Los rusos decidieron compartir la vacuna con China. Los nuevos aliados dispusieron su flota naval frente a las costas de Los Ángeles y San Diego, acelerando así la lucha por hacerse con el control de Norteamérica.
Por debajo de la guerra que se libraba en el aire, Cam desempeñó un papel decisivo para difundir la vacuna. Él era uno de los pocos estadounidenses que consiguieron escapar de California. Poco después también sería una figura clave en el desarrollo de la tercera generación de nanos. Y más importante aún, formaría parte de la conspiración que traicionó una vez más a los líderes estadounidenses. Los generales estadounidenses pretendían lanzar un nuevo contagio contra rusos y chinos. Pero en lugar de eso, Cam y el grupo de traidores consiguieron forzar un alto el fuego. Ninguno de ellos quería ser testigo de más muertes, con independencia de lo que el enemigo hubiera hecho.
La paz que lograron resultaría ser muy inestable, pero aun así los rusos y chinos se replegaron hacia la costa. Algunos de los invasores ya habían partido hacia Europa y Asia. Y era previsible que los demás se estuvieran preparando para hacer lo mismo. Hacía ya quince meses que la guerra había terminado, pero ambos bandos estaban exhaustos. Había escasez de combustible, medicinas y herramientas. Además, había que hacer frente a los insectos y a la pérdida de las cosechas.

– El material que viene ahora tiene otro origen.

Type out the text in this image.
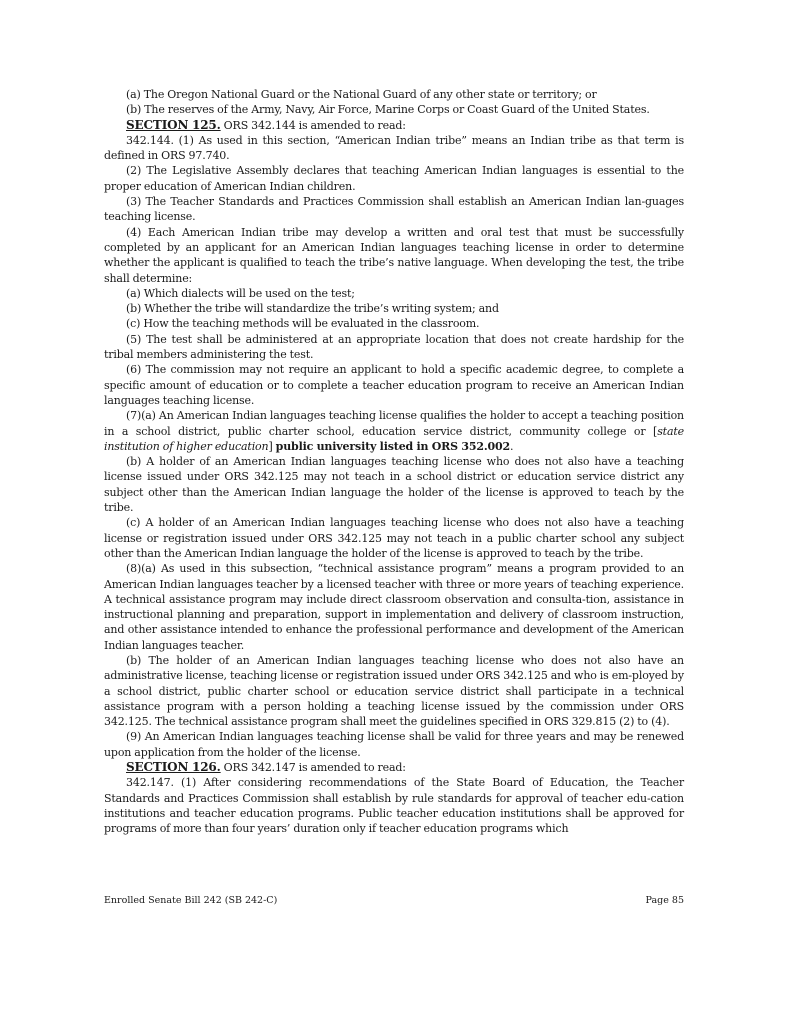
(a) The Oregon National Guard or the National Guard of any other state or territory; or

(b) The reserves of the Army, Navy, Air Force, Marine Corps or Coast Guard of the United States.

SECTION 125. ORS 342.144 is amended to read:

342.144. (1) As used in this section, “American Indian tribe” means an Indian tribe as that term is defined in ORS 97.740.

(2) The Legislative Assembly declares that teaching American Indian languages is essential to the proper education of American Indian children.

(3) The Teacher Standards and Practices Commission shall establish an American Indian lan-guages teaching license.

(4) Each American Indian tribe may develop a written and oral test that must be successfully completed by an applicant for an American Indian languages teaching license in order to determine whether the applicant is qualified to teach the tribe’s native language. When developing the test, the tribe shall determine:

(a) Which dialects will be used on the test;

(b) Whether the tribe will standardize the tribe’s writing system; and

(c) How the teaching methods will be evaluated in the classroom.

(5) The test shall be administered at an appropriate location that does not create hardship for the tribal members administering the test.

(6) The commission may not require an applicant to hold a specific academic degree, to complete a specific amount of education or to complete a teacher education program to receive an American Indian languages teaching license.

(7)(a) An American Indian languages teaching license qualifies the holder to accept a teaching position in a school district, public charter school, education service district, community college or [state institution of higher education] public university listed in ORS 352.002.

(b) A holder of an American Indian languages teaching license who does not also have a teaching license issued under ORS 342.125 may not teach in a school district or education service district any subject other than the American Indian language the holder of the license is approved to teach by the tribe.

(c) A holder of an American Indian languages teaching license who does not also have a teaching license or registration issued under ORS 342.125 may not teach in a public charter school any subject other than the American Indian language the holder of the license is approved to teach by the tribe.

(8)(a) As used in this subsection, “technical assistance program” means a program provided to an American Indian languages teacher by a licensed teacher with three or more years of teaching experience. A technical assistance program may include direct classroom observation and consulta-tion, assistance in instructional planning and preparation, support in implementation and delivery of classroom instruction, and other assistance intended to enhance the professional performance and development of the American Indian languages teacher.

(b) The holder of an American Indian languages teaching license who does not also have an administrative license, teaching license or registration issued under ORS 342.125 and who is em-ployed by a school district, public charter school or education service district shall participate in a technical assistance program with a person holding a teaching license issued by the commission under ORS 342.125. The technical assistance program shall meet the guidelines specified in ORS 329.815 (2) to (4).

(9) An American Indian languages teaching license shall be valid for three years and may be renewed upon application from the holder of the license.

SECTION 126. ORS 342.147 is amended to read:

342.147. (1) After considering recommendations of the State Board of Education, the Teacher Standards and Practices Commission shall establish by rule standards for approval of teacher edu-cation institutions and teacher education programs. Public teacher education institutions shall be approved for programs of more than four years’ duration only if teacher education programs which

Enrolled Senate Bill 242 (SB 242-C)	Page 85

América había vuelto a convertirse en una tierra fronteriza. La ley no existía fuera de las bases militares y de los pocos núcleos de población civil. El gobierno era un conglomerado muy precario de territorios y ciudades estado lideradas por generales, granjeros, ingenieros y algún que otro mesías ocasional. Gran parte de la población estaba compuesta por nómadas estacionales que trataban siempre de avanzar un paso por delante de los insectos. Todos los veranos se recluían en las Rocosas para descender de nuevo al llegar el invierno, que convertía las estribaciones de la cordillera en un lugar perfecto para esconderse.
Entre los militares, Cam y Allison seguían siendo criminales por el papel que desempeñaron en el final de la guerra.
—Si esto sigue así, moriremos de hambre —dijo Cam con amargura.
Estaba solo con Allison delante de las puertas metálicas del cobertizo. De lo contrario, jamás habría dicho lo que pensaba. Era el precio del liderazgo. No podía permitirse flaquear, y le preocupaba que el hecho de convertirse en padre no hiciera sino aumentar esa presión. Su futuro hijo necesitaría una protección infalible para sobrevivir.